A data transformation framework for building reusable, composable data pipelines in PySpark.

+----------------------------------------+-------------+------------+-----------+-----+-------+
|address                                 |street_number|street_name |city       |state|zip    |
+----------------------------------------+-------------+------------+-----------+-----+-------+
|123 Main St, New York, NY 10001        |123          |Main        |New York   |NY   |10001  |
|456 Oak Ave Apt 5B, Los Angeles, CA... |456          |Oak         |Los Angeles|CA   |90001  |
|789 Elm Street, Chicago, IL 60601      |789          |Elm         |Chicago    |IL   |60601  |
|321 Pine Road Suite 100, Boston, MA... |321          |Pine        |Boston     |MA   |02101  |
+----------------------------------------+-------------+------------+-----------+-----+-------+

Every function is native PySpark. No UDFs. No black boxes. Just code that handles edge cases you haven't thought of yet.

Quick Start

1

Initialize Your Project

datacompose init
2

Add Transformers

datacompose add addresses
3

Use Your Code

from transformers.pyspark.addresses import addresses

df = df.withColumn("city", addresses.extract_city(F.col("address")))

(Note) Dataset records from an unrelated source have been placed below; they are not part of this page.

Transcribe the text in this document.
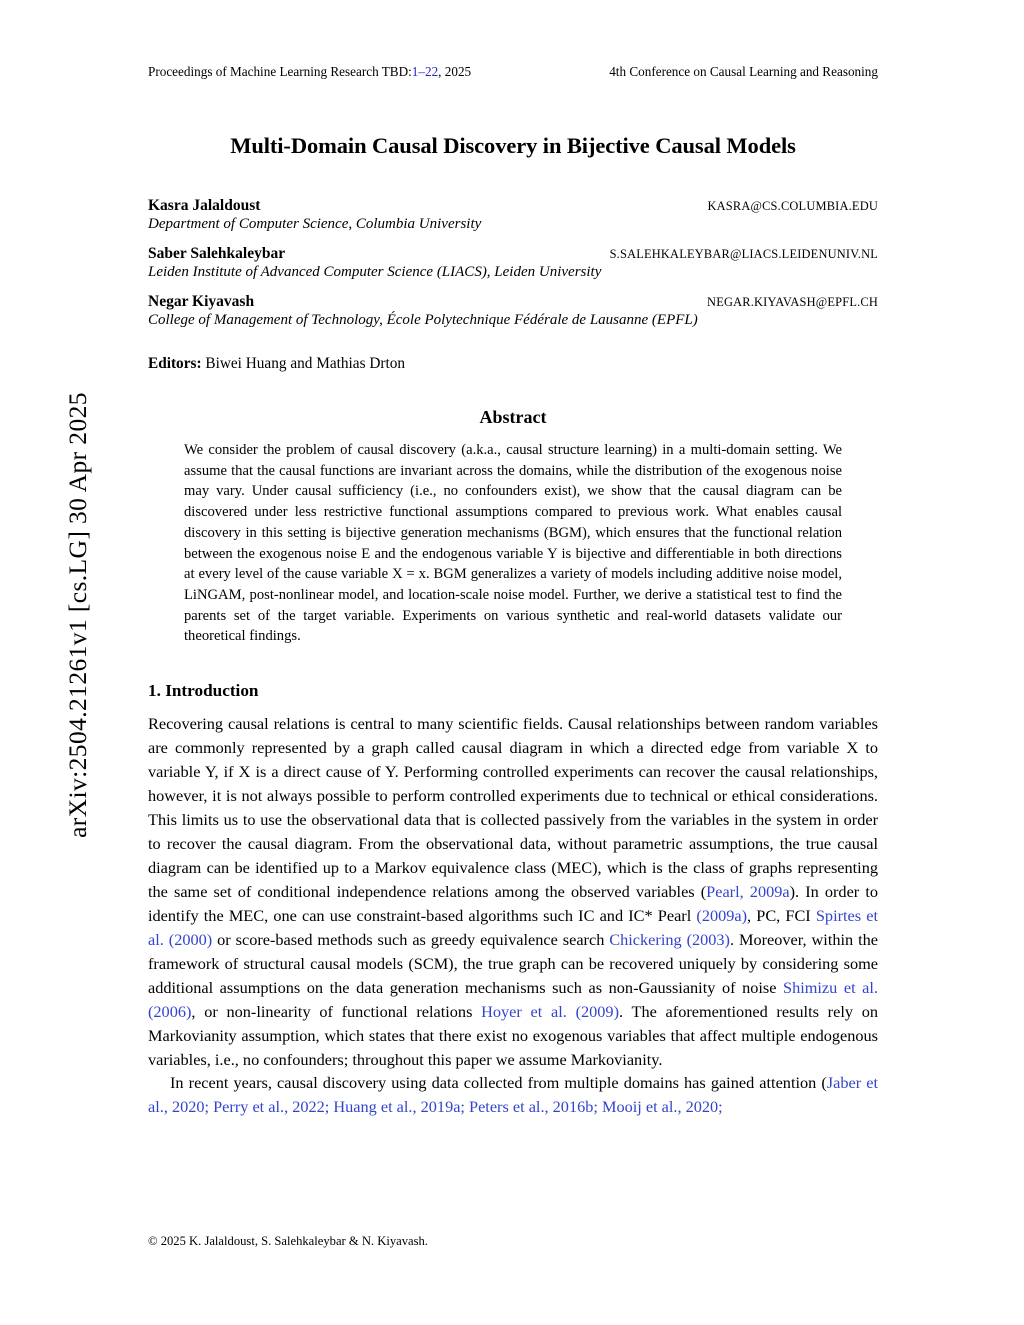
arXiv:2504.21261v1 [cs.LG] 30 Apr 2025
Proceedings of Machine Learning Research TBD:1–22, 2025	4th Conference on Causal Learning and Reasoning
Multi-Domain Causal Discovery in Bijective Causal Models
Kasra Jalaldoust	KASRA@CS.COLUMBIA.EDU
Department of Computer Science, Columbia University
Saber Salehkaleybar	S.SALEHKALEYBAR@LIACS.LEIDENUNIV.NL
Leiden Institute of Advanced Computer Science (LIACS), Leiden University
Negar Kiyavash	NEGAR.KIYAVASH@EPFL.CH
College of Management of Technology, École Polytechnique Fédérale de Lausanne (EPFL)
Editors: Biwei Huang and Mathias Drton
Abstract
We consider the problem of causal discovery (a.k.a., causal structure learning) in a multi-domain setting. We assume that the causal functions are invariant across the domains, while the distribution of the exogenous noise may vary. Under causal sufficiency (i.e., no confounders exist), we show that the causal diagram can be discovered under less restrictive functional assumptions compared to previous work. What enables causal discovery in this setting is bijective generation mechanisms (BGM), which ensures that the functional relation between the exogenous noise E and the endogenous variable Y is bijective and differentiable in both directions at every level of the cause variable X = x. BGM generalizes a variety of models including additive noise model, LiNGAM, post-nonlinear model, and location-scale noise model. Further, we derive a statistical test to find the parents set of the target variable. Experiments on various synthetic and real-world datasets validate our theoretical findings.
1. Introduction
Recovering causal relations is central to many scientific fields. Causal relationships between random variables are commonly represented by a graph called causal diagram in which a directed edge from variable X to variable Y, if X is a direct cause of Y. Performing controlled experiments can recover the causal relationships, however, it is not always possible to perform controlled experiments due to technical or ethical considerations. This limits us to use the observational data that is collected passively from the variables in the system in order to recover the causal diagram. From the observational data, without parametric assumptions, the true causal diagram can be identified up to a Markov equivalence class (MEC), which is the class of graphs representing the same set of conditional independence relations among the observed variables (Pearl, 2009a). In order to identify the MEC, one can use constraint-based algorithms such IC and IC* Pearl (2009a), PC, FCI Spirtes et al. (2000) or score-based methods such as greedy equivalence search Chickering (2003). Moreover, within the framework of structural causal models (SCM), the true graph can be recovered uniquely by considering some additional assumptions on the data generation mechanisms such as non-Gaussianity of noise Shimizu et al. (2006), or non-linearity of functional relations Hoyer et al. (2009). The aforementioned results rely on Markovianity assumption, which states that there exist no exogenous variables that affect multiple endogenous variables, i.e., no confounders; throughout this paper we assume Markovianity.
In recent years, causal discovery using data collected from multiple domains has gained attention (Jaber et al., 2020; Perry et al., 2022; Huang et al., 2019a; Peters et al., 2016b; Mooij et al., 2020;
© 2025 K. Jalaldoust, S. Salehkaleybar & N. Kiyavash.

Zero dependencies beyond PySpark. No framework lock-in, no version conflicts.

Copy-paste, don't import. The code is yours to modify and own.

Production-ready transformations. Phone numbers, emails, addresses, and more.

Why DataCompose?

Stop writing the same regex patterns. Stop debugging phone number edge cases. Stop maintaining transformation libraries. DataCompose generates the code you'd write yourself if you had the time. Then gives it to you to own, modify, and deploy however you want.